Classic Theory

Blum’s seminal paper: Combining labeled and unlabeled data for co-training, COLT 1998.

Modern Theory

Self-training Avoids Using Spurious Features Under Domain Shift, NIPS 2020.
Theoretical Analysis of Self-Training with Deep Networks on Unlabeled Data, ICLR 2021.

Theoretical assumptions.

(Expansion) Informal: Data distribution has good continuity within each class; letting $P_i$ be the distribution of data conditioned on class $i$, expansion states that for small subsets $S$ of class $i$, $P_i(\text{neighborhood of }S) \geq c P_i (S)$, where $c > 1$ is the expansion factor.

(Allowable Transformation around $x$)
$\mathcal{B}(x) = \{ x': \exist T \in \mathcal{T}, \text{ s.t. } \vert\vert x' - T(x) \vert\vert \leq r \}$, where $\mathcal{T}$ is the set of possible transformations.

(Neighborhood of $x$) $\mathcal{N}(x) = \{ x': \mathcal{B}(x) \cap \mathcal{B}(x') \neq \empty \}$.

(Neighborhood of set $S$) $\mathcal{N}(S) = \cup_{x \in S} \mathcal{N}(x)$.

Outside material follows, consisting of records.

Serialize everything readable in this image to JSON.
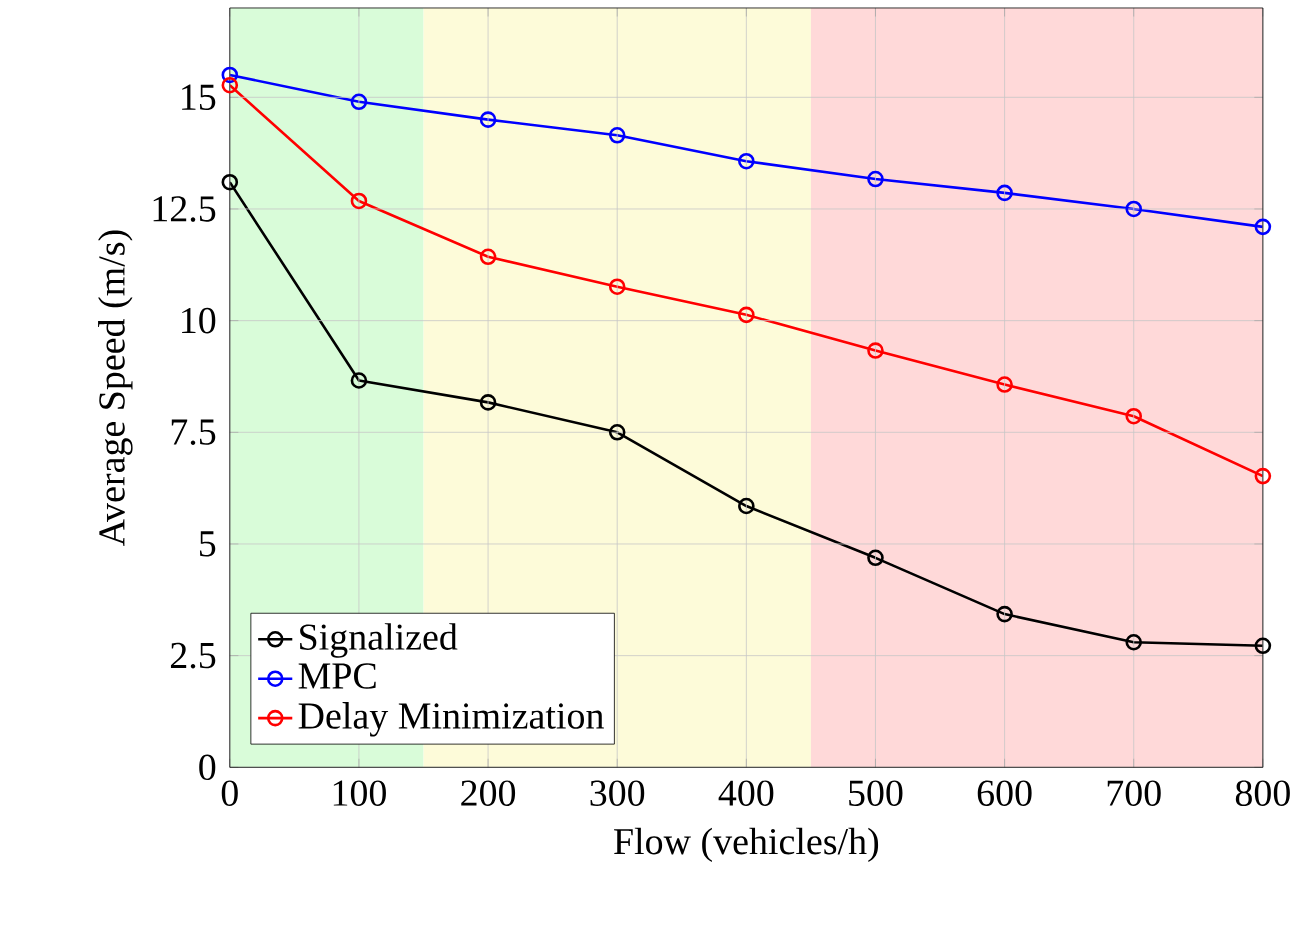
{
  "chart_data": {
    "type": "line",
    "xlabel": "Flow (vehicles/h)",
    "ylabel": "Average Speed (m/s)",
    "x": [
      0,
      100,
      200,
      300,
      400,
      500,
      600,
      700,
      800
    ],
    "series": [
      {
        "name": "Signalized",
        "color": "#000000",
        "values": [
          13.1,
          8.66,
          8.17,
          7.5,
          5.85,
          4.69,
          3.43,
          2.8,
          2.72
        ]
      },
      {
        "name": "MPC",
        "color": "#0000ff",
        "values": [
          15.5,
          14.9,
          14.5,
          14.15,
          13.57,
          13.17,
          12.86,
          12.5,
          12.1
        ]
      },
      {
        "name": "Delay Minimization",
        "color": "#ff0000",
        "values": [
          15.27,
          12.68,
          11.43,
          10.76,
          10.13,
          9.33,
          8.57,
          7.86,
          6.52
        ]
      }
    ],
    "bands": [
      {
        "axis": "x",
        "from": 0,
        "to": 150,
        "color": "#d9fcd9"
      },
      {
        "axis": "x",
        "from": 150,
        "to": 450,
        "color": "#fdfbd9"
      },
      {
        "axis": "x",
        "from": 450,
        "to": 800,
        "color": "#ffd9d9"
      }
    ],
    "xlim": [
      0,
      800
    ],
    "ylim": [
      0,
      17
    ],
    "xticks": [
      0,
      100,
      200,
      300,
      400,
      500,
      600,
      700,
      800
    ],
    "yticks": [
      0,
      2.5,
      5,
      7.5,
      10,
      12.5,
      15
    ],
    "grid": true,
    "legend": "bottom left",
    "marker": "circle",
    "line_style": "solid"
  }
}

($(a, c)$-expansion) Formal: Class-conditional distribution $P_i$ satisfies $(a, c)$-expansion if for all $V \subseteq \mathcal{X}$ with $P_i(V) \leq a$, the following holds: $P_i(\mathcal{N}(V)) \geq \text{min} \{ c P_i(V), 1 \}$; if $P_i$ satisfies $(a, c)$-expansion for all $\forall i \in [K]$, then we say $P$ satisfies $(a, c)$-expansion.

— “Expansion says that the manifold of each class has sufficient connectivity, as every subset $S$ has a neighborhood larger than $S$”.

(Assumption, $P$ expands on sets smaller than $\mathcal{M}(G_{pl})$).